My PCIStuff 'Playbook'

For anyone trying to wrap their brains around how to implement a PCI compliant solution for their infrastructure, email me. I will send you the spec on what I have developed for two companies and was compensated to see it implemented (it exceeded the spec).

It is not a detailed step by step, 'buy this product', or 'implement it using this company' or other very specific how to (that's why people pay me). But it works, is not expensive, and I can offer a compliant solution as a service to keep it off balance sheet.

pcistuff@gmail.com

Please tell me who you work for and how I can help in the email. I keep track of this stuff for my own tracking. I did this with my identity management playbook and it wound up in the hands of folks all over the world and helped me establish some new relationships.

Mark

Thursday, August 09, 2007

Have you been Compromised?

I was reading Michael Dahn's blog, and saw a link to https://www.stolenidsearch.com/ where you can type in credential information and find out if you (or your identity) have been bought & sold lately.

My devil's advocate came out (I'm a security guy at heart) and reared its head and immediately thought - if I set up a similar site, register a few domain names with some misspellings or use meta data from the legit site, I could in fact set up a very simple identity data capture site, claim it's more secure than Stolen ID Search because I require more information (like a CC#, zip code, etc.) and guess what - I'm in business as an identity thief. If someone stole this idea let me know, it's not that hard...

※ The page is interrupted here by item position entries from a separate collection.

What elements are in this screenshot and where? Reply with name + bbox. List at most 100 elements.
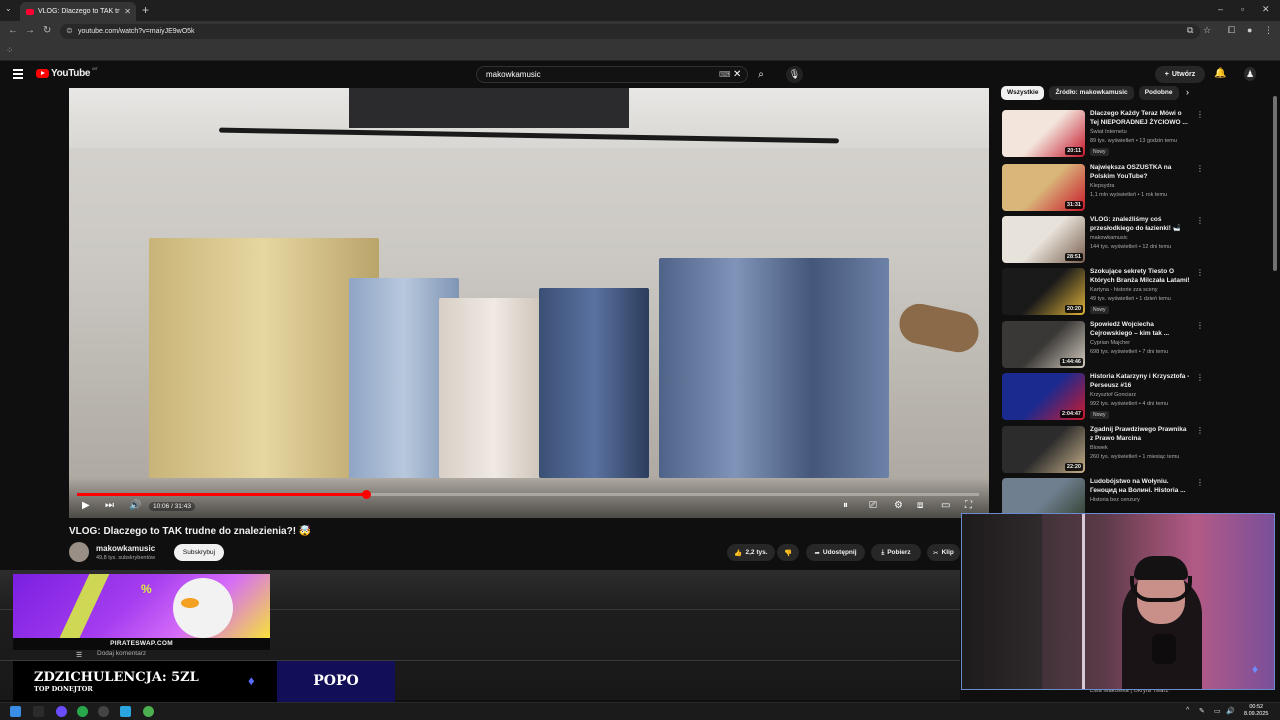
- progress-bar[interactable]: [77, 490, 979, 499]
- site-info-icon[interactable]: ⊜: [66, 26, 73, 35]
- video-thumbnail[interactable]: 22:20: [1002, 426, 1085, 473]
- search-input[interactable]: makowkamusic ⌨ ✕: [476, 66, 748, 83]
- channel-avatar[interactable]: [69, 542, 89, 562]
- more-options-icon[interactable]: ⋮: [1196, 321, 1204, 330]
- network-icon[interactable]: ▭: [1214, 707, 1221, 715]
- discord-icon[interactable]: [56, 706, 67, 717]
- browser-tab-active[interactable]: VLOG: Dlaczego to TAK trudne ✕: [20, 2, 136, 21]
- video-thumbnail[interactable]: 28:51: [1002, 216, 1085, 263]
- notifications-bell-icon[interactable]: 🔔: [1214, 68, 1226, 79]
- forward-icon[interactable]: →: [25, 25, 35, 36]
- recommendation-title[interactable]: Historia Katarzyny i Krzysztofa - Perseu…: [1090, 373, 1190, 390]
- sidebar-scrollbar[interactable]: [1273, 96, 1277, 271]
- maximize-button[interactable]: ▫: [1241, 4, 1244, 14]
- minimize-button[interactable]: –: [1218, 4, 1223, 14]
- tray-pen-icon[interactable]: ✎: [1199, 707, 1205, 715]
- dislike-button[interactable]: 👎: [777, 544, 799, 561]
- recommendation-title[interactable]: Zgadnij Prawdziwego Prawnika z Prawo Mar…: [1090, 426, 1190, 443]
- video-player[interactable]: ▶ ⏭ 🔊 10:06 / 31:43 ⏸ ⎚ ⚙ ⧈ ▭ ⛶: [69, 88, 989, 518]
- download-button[interactable]: ⤓ Pobierz: [871, 544, 921, 561]
- theater-mode-icon[interactable]: ▭: [941, 500, 950, 511]
- system-clock[interactable]: 00:52 8.09.2025: [1244, 704, 1268, 718]
- search-button[interactable]: ⌕: [750, 66, 772, 83]
- voice-search-button[interactable]: 🎙: [786, 66, 803, 83]
- clip-button[interactable]: ✂ Klip: [927, 544, 960, 561]
- settings-gear-icon[interactable]: ⚙: [894, 500, 903, 511]
- apps-grid-icon[interactable]: ⁘: [6, 45, 14, 56]
- miniplayer-icon[interactable]: ⧈: [917, 500, 923, 511]
- recommendation-channel[interactable]: Kartyna - historie zza sceny: [1090, 287, 1158, 293]
- recommendation-item[interactable]: 2:04:47 Historia Katarzyny i Krzysztofa -…: [1002, 373, 1204, 423]
- close-tab-icon[interactable]: ✕: [124, 7, 136, 16]
- terminal-icon[interactable]: [33, 706, 44, 717]
- channel-name[interactable]: makowkamusic: [96, 544, 155, 553]
- new-tab-button[interactable]: +: [142, 3, 149, 17]
- recommendation-title[interactable]: Ludobójstwo na Wołyniu. Геноцид на Волин…: [1090, 478, 1190, 495]
- recommendation-title[interactable]: VLOG: znaleźliśmy coś przesłodkiego do ł…: [1090, 216, 1190, 233]
- tab-search-icon[interactable]: ⌄: [5, 4, 12, 13]
- recommendation-channel[interactable]: Historia bez cenzury: [1090, 497, 1140, 503]
- start-icon[interactable]: [10, 706, 21, 717]
- close-window-button[interactable]: ✕: [1262, 4, 1270, 15]
- obs-icon[interactable]: [98, 706, 109, 717]
- chevron-right-icon[interactable]: ›: [1186, 87, 1189, 97]
- more-options-icon[interactable]: ⋮: [1196, 110, 1204, 119]
- more-options-icon[interactable]: ⋮: [1196, 216, 1204, 225]
- autoplay-toggle[interactable]: ⏸: [843, 500, 848, 511]
- recommendation-item[interactable]: 22:20 Zgadnij Prawdziwego Prawnika z Praw…: [1002, 426, 1204, 476]
- account-avatar[interactable]: ♟: [1244, 67, 1256, 81]
- recommendation-channel[interactable]: Klepsydra: [1090, 183, 1114, 189]
- recommendation-channel[interactable]: Świat Internetu: [1090, 129, 1127, 135]
- video-thumbnail[interactable]: 20:20: [1002, 268, 1085, 315]
- sort-comments-icon[interactable]: ☰: [76, 651, 82, 659]
- extensions-icon[interactable]: ⧠: [1228, 25, 1235, 36]
- recommendation-title[interactable]: Szokujące sekrety Tiesto O Których Branż…: [1090, 268, 1190, 285]
- subscribe-button[interactable]: Subskrybuj: [174, 544, 224, 561]
- volume-icon[interactable]: 🔊: [129, 500, 141, 511]
- chip-source[interactable]: Źródło: makowkamusic: [1049, 86, 1134, 100]
- youtube-logo[interactable]: YouTube MT: [36, 66, 98, 79]
- profile-icon[interactable]: ●: [1247, 25, 1252, 35]
- recommendation-item[interactable]: 28:51 VLOG: znaleźliśmy coś przesłodkiego…: [1002, 216, 1204, 266]
- share-button[interactable]: ➦ Udostępnij: [806, 544, 865, 561]
- tray-chevron-icon[interactable]: ^: [1186, 707, 1189, 714]
- video-thumbnail[interactable]: 20:11: [1002, 110, 1085, 157]
- chrome-icon[interactable]: [77, 706, 88, 717]
- play-icon[interactable]: ▶: [82, 500, 90, 511]
- recommendation-title[interactable]: Największa OSZUSTKA na Polskim YouTube?: [1090, 164, 1190, 181]
- scrubber-handle[interactable]: [362, 490, 371, 499]
- recommendation-channel[interactable]: Blowek: [1090, 445, 1108, 451]
- keyboard-icon[interactable]: ⌨: [719, 70, 731, 79]
- chip-all[interactable]: Wszystkie: [1001, 86, 1045, 100]
- recommendation-item[interactable]: 20:11 Dlaczego Każdy Teraz Mówi o Tej NIE…: [1002, 110, 1204, 160]
- recommendation-item[interactable]: 20:20 Szokujące sekrety Tiesto O Których …: [1002, 268, 1204, 318]
- app-icon[interactable]: [143, 706, 154, 717]
- recommendation-title[interactable]: Spowiedź Wojciecha Cejrowskiego – kim ta…: [1090, 321, 1190, 338]
- create-button[interactable]: + Utwórz: [1155, 66, 1205, 83]
- more-options-icon[interactable]: ⋮: [1196, 268, 1204, 277]
- menu-icon[interactable]: [13, 69, 23, 79]
- video-thumbnail[interactable]: 2:04:47: [1002, 373, 1085, 420]
- browser-menu-icon[interactable]: ⋮: [1264, 25, 1273, 36]
- address-bar[interactable]: ⊜ youtube.com/watch?v=maiyJE9wO5k: [60, 24, 1200, 39]
- recommendation-item[interactable]: 1:44:46 Spowiedź Wojciecha Cejrowskiego –…: [1002, 321, 1204, 371]
- like-button[interactable]: 👍 2,2 tys.: [727, 544, 775, 561]
- volume-tray-icon[interactable]: 🔊: [1226, 707, 1235, 715]
- recommendation-title[interactable]: Dlaczego Każdy Teraz Mówi o Tej NIEPORAD…: [1090, 110, 1190, 127]
- back-icon[interactable]: ←: [8, 25, 18, 36]
- subtitles-icon[interactable]: ⎚: [869, 500, 877, 511]
- install-app-icon[interactable]: ⧉: [1187, 25, 1193, 36]
- bookmark-star-icon[interactable]: ☆: [1203, 25, 1211, 36]
- telegram-icon[interactable]: [120, 706, 131, 717]
- video-thumbnail[interactable]: 1:44:46: [1002, 321, 1085, 368]
- fullscreen-icon[interactable]: ⛶: [965, 500, 972, 511]
- reload-icon[interactable]: ↻: [43, 25, 51, 36]
- add-comment-input[interactable]: Dodaj komentarz: [97, 650, 146, 657]
- recommendation-channel[interactable]: Krzysztof Gonciarz: [1090, 392, 1136, 398]
- chip-similar[interactable]: Podobne: [1138, 86, 1179, 100]
- video-thumbnail[interactable]: 31:31: [1002, 164, 1085, 211]
- more-options-icon[interactable]: ⋮: [1196, 478, 1204, 487]
- recommendation-channel[interactable]: makowkamusic: [1090, 235, 1128, 241]
- more-options-icon[interactable]: ⋮: [1196, 373, 1204, 382]
- more-options-icon[interactable]: ⋮: [1196, 426, 1204, 435]
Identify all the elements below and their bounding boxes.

Wednesday, August 08, 2007

Oracle's Database Vault

I had the chance to sit down with Oracle yesterday and discuss what their role in PCI compliance was and was pleasantly surprised when the topic of their Database Vault product came up.

The thrust of the offering is to encrypt and protect data at rest so that your DBA's don't know your financial results before the CFO does. It will take protection from the port of the app into the column level and this is pretty slick for a number of reasons:

1. It gives fine grained access control and auditability inside the database where all the juicy information is stored.

2. It will encrypt and fuzz the data so that you can only see subsets (i.e. last four of a social security number, etc.) of the data tied to a recored (PAN).

3. It is a proactive policy based mechanism for where the sensitive data is, and goverened by policy so once policy is set, access to data is too.

The one question I asked that has serious ramifications (good ones) was - is the Database vault product considered and validated as an application layer firewall for databases. No answer yet, but I'll keep the community updated.